Former Indian prime minister Vajpayee dies at age 93

Former Indian prime minister Atal Bihari Vajpayee, who pursued both nuclear weapons and peace talks with Pakistan, dies at age 93.

A poet-politician, Atal Bihari Vajpayee was one of the most popular leaders of Prime Minister Narendra Modi's ruling Hindu nationalist Bharatiya Janata Party.
Reuters Archive

A poet-politician, Atal Bihari Vajpayee was one of the most popular leaders of Prime Minister Narendra Modi's ruling Hindu nationalist Bharatiya Janata Party.

Former prime minister Atal Bihari Vajpayee, who ordered nuclear tests to make India a nuclear weapons power and travelled by bus to Pakistan in a grand diplomatic gesture, died on Thursday, the hospital where he was admitted said in a statement.

He was hospitalised more than two months ago with a kidney infection and chest ailment, but illness had kept him out of the public eye for years.

Vajpayee, a former journalist and poet turned politician, is credited with helping lay the foundations for the meteoric rise of the Bharatiya Janata Party (BJP), the political powerhouse that rules India today.

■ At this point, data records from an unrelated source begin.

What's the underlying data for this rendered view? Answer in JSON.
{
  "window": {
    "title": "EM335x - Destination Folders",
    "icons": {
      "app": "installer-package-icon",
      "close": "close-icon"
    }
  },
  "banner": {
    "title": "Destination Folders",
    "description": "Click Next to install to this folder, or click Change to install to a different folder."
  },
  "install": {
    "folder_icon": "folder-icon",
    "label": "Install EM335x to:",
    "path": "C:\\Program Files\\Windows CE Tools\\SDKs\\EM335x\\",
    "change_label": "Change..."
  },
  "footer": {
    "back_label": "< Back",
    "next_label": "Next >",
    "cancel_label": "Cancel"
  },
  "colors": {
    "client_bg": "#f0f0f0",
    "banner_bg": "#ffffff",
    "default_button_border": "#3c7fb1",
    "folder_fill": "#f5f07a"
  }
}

Prime Minister Narendra Modi, party chief Amit Shah and BJP ministers Sushma Swaraj and Rajnath Singh were among the top figures to visit the stricken Vajpayee on Thursday.

Vajpayee was one of the few opposition lawmakers inside parliament when India's first prime minister, Jawaharlal Nehru, still held office.

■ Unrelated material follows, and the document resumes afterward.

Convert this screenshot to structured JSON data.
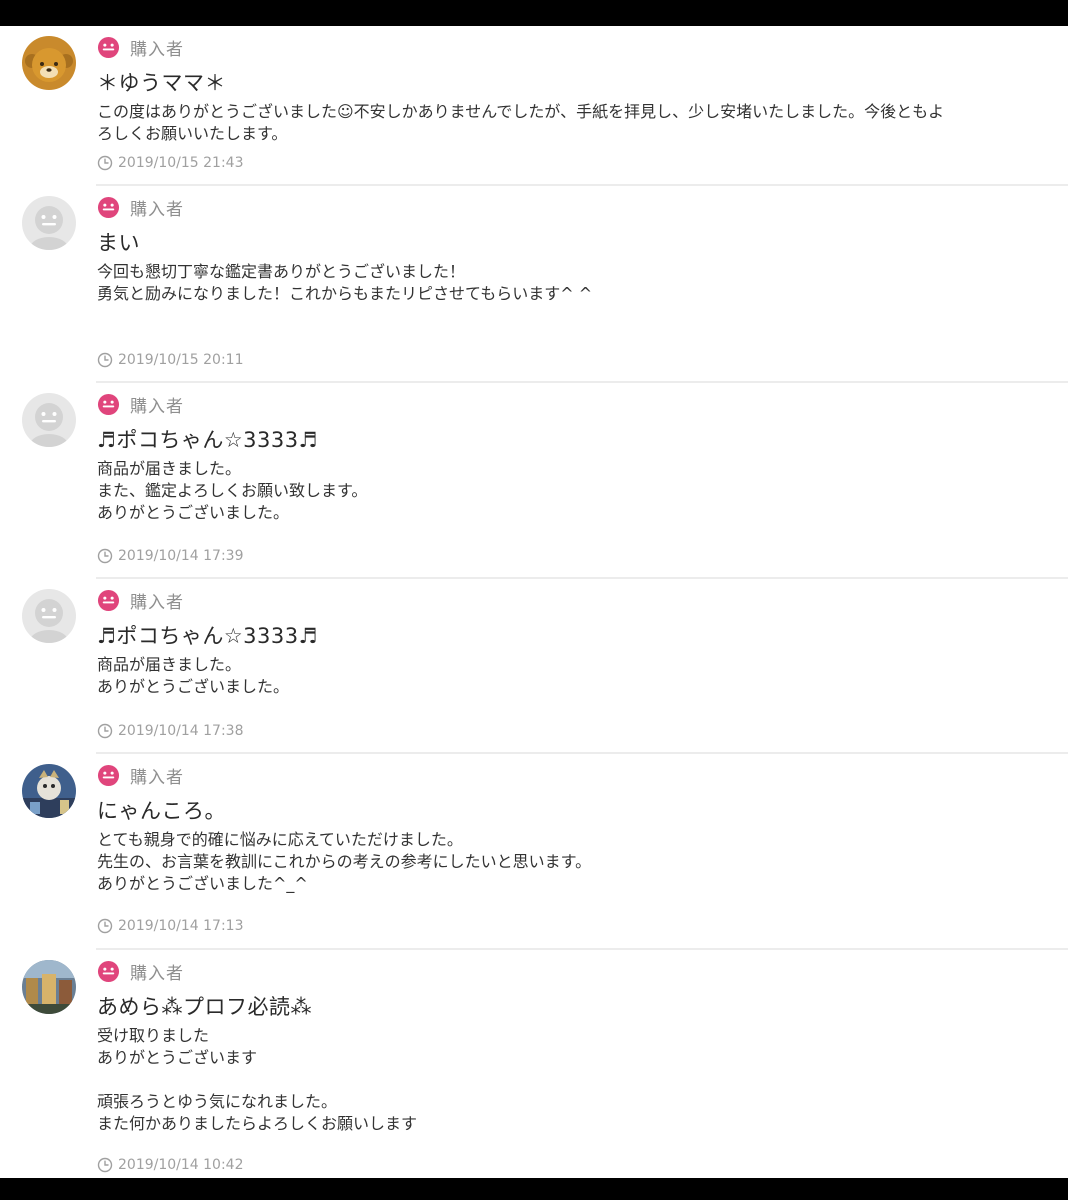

His more than five-decade-long career peaked in the 1990s, when his masterful oratory attracted tens of thousands of people to his rallies across the country.

He also became the first non-Congress leader since India's independence in 1947 to complete an entire term in office as head of a BJP-led ruling alliance between March 1998 and May 2004.

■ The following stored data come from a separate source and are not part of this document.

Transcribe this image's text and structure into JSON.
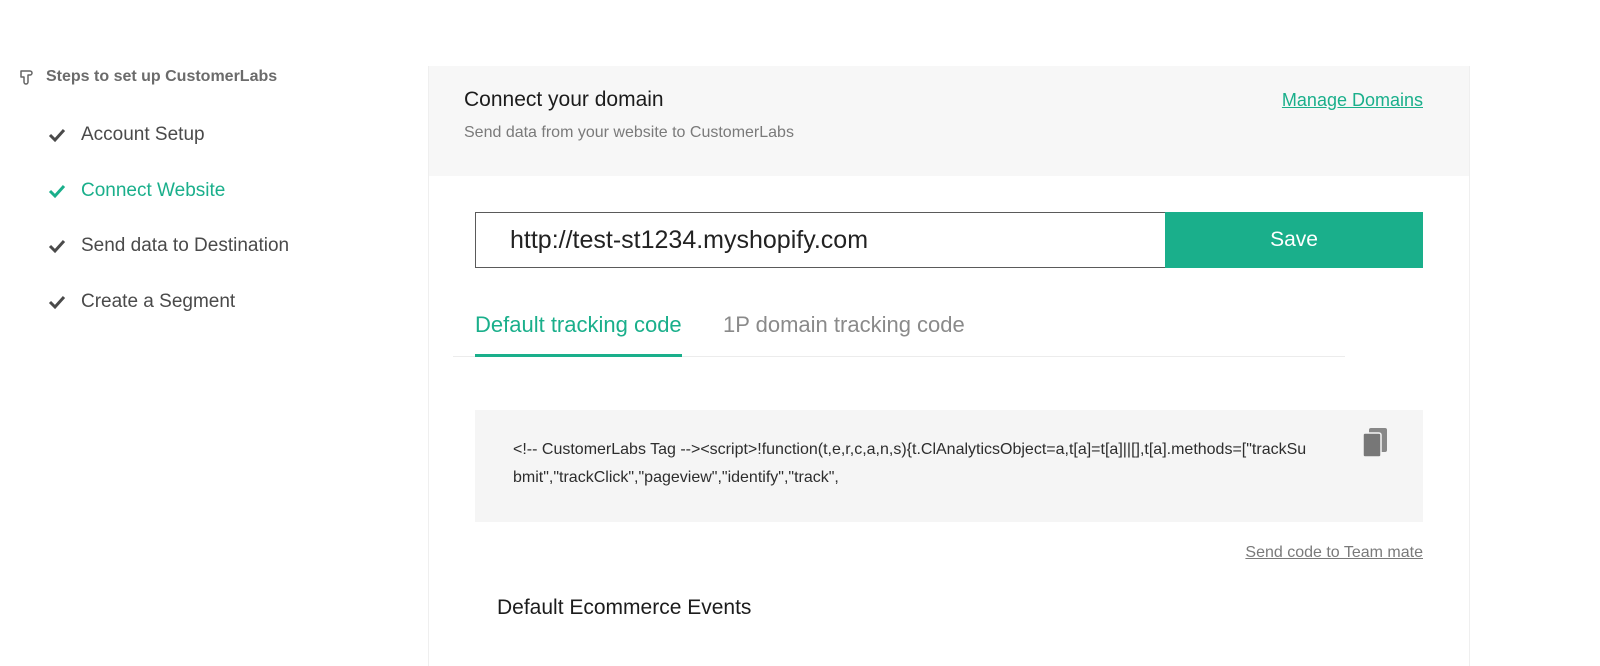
{
  "sidebar": {
    "header": "Steps to set up CustomerLabs",
    "steps": [
      {
        "label": "Account Setup",
        "active": false
      },
      {
        "label": "Connect Website",
        "active": true
      },
      {
        "label": "Send data to Destination",
        "active": false
      },
      {
        "label": "Create a Segment",
        "active": false
      }
    ]
  },
  "panel": {
    "title": "Connect your domain",
    "subtitle": "Send data from your website to CustomerLabs",
    "manage_link": "Manage Domains",
    "url_value": "http://test-st1234.myshopify.com",
    "save_label": "Save",
    "tabs": [
      {
        "label": "Default tracking code",
        "active": true
      },
      {
        "label": "1P domain tracking code",
        "active": false
      }
    ],
    "code_snippet": "<!-- CustomerLabs Tag --><script>!function(t,e,r,c,a,n,s){t.ClAnalyticsObject=a,t[a]=t[a]||[],t[a].methods=[\"trackSubmit\",\"trackClick\",\"pageview\",\"identify\",\"track\",",
    "send_link": "Send code to Team mate",
    "events_title": "Default Ecommerce Events"
  },
  "colors": {
    "accent": "#1aaf8b",
    "header_bg": "#f7f7f7",
    "code_bg": "#f5f5f5"
  }
}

Many top ministers in the cabinet today — including Modi — were protegees to Vajpayee and his deputy Lal Krishna Advani in past administrations.

He embarked on a historic bus ride to arch-rival Pakistan in 1999 and held talks with then-premier Nawaz Sharif in the city of Lahore.

But his peacemaker image was shattered when Pakistan-backed forces pressed over the disputed Kashmir border and he later helped ramp up tensions in South Asia by testing nuclear weapons in 1998.

Vajpayee withdrew from the public eye after a BJP-led alliance suffered a shock defeat in 2004.

He has since rarely been seen or heard in public. It is widely reported that he suffered a stroke in 2009, which largely confined him to his New Delhi residence.

He continues to enjoy devotion in many parts of the country, especially in key bellwether Hindi-heartland states in north and central India.

Vajpayee's often conciliatory tone, and poetic jibes directed at opponents attracted popularity on both sides of the political divide.

In 2015, the government honoured him with the Bharat Ratna, India's highest civilian award, while his December 25 birthday was declared "Good Governance Day" in a tribute to his leadership.